JF) We benefitted from the guidance of a skillful producer / director of the recording, Gordon Rachman. Deb says about the experience, “Gordon was a great coach. He turned a famously arduous process – (think of going to the dentist!) -- into one that was as pleasant and rewarding as could be (think of taking the happy gas!)”
  I agree with Deb, and found the recording process both more demanding than I expected – every word and syllable had to be spoken clearly, in contrast to the tolerance for half-slurred words we get in normal life – but also more satisfying.

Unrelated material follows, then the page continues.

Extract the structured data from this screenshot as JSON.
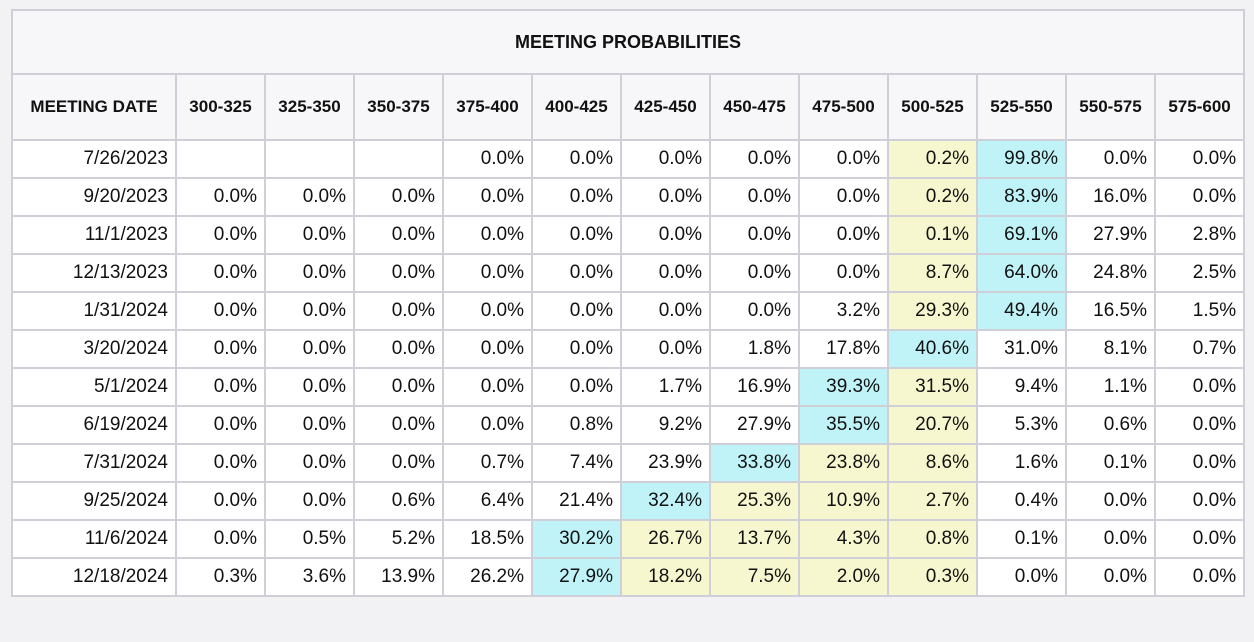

Deb and I were trying to tell the story of what we had seen city-by-city as we went across the country, and telling those stories, aloud, finally seemed like the right and natural way to deliver the message. (Though I couldn’t help copy-editing myself as we went along, or thinking, “Gee, there could have been a clearer way to make that point!”)
I am a huge fan and customer of recorded books, and so I was all the more gratified to be able to participate in this part of the writing-and-publishing process.


From the Publisher: “For five years James and Deborah Fallows traveled across America in a single-engine prop airplane. Visiting dozens of towns, they met hundreds of civic leaders, workers, immigrants, educators, environmentalists, artists, public servants, librarians, business people, city planners, students, and entrepreneurs to take the pulse and understand the prospects of places that usually draw notice only after a disaster or during a political campaign.  The America they saw is acutely conscious of its problems—from economic dislocation to the opioid scourge—but it is also crafting solutions, with a practical-minded determination at dramatic odds with the bitter paralysis of national politics. At times of dysfunction on a national level, reform possibilities have often arisen from the local level. They describe America in the middle of one of these creative waves. Their view of the country is as complex and contradictory as America itself, but it also reflects the energy, the generosity and compassion, the dreams, and the determination of many who are in the midst of making things better. Our Towns is the story of their journey—and an account of a country busy remaking itself.”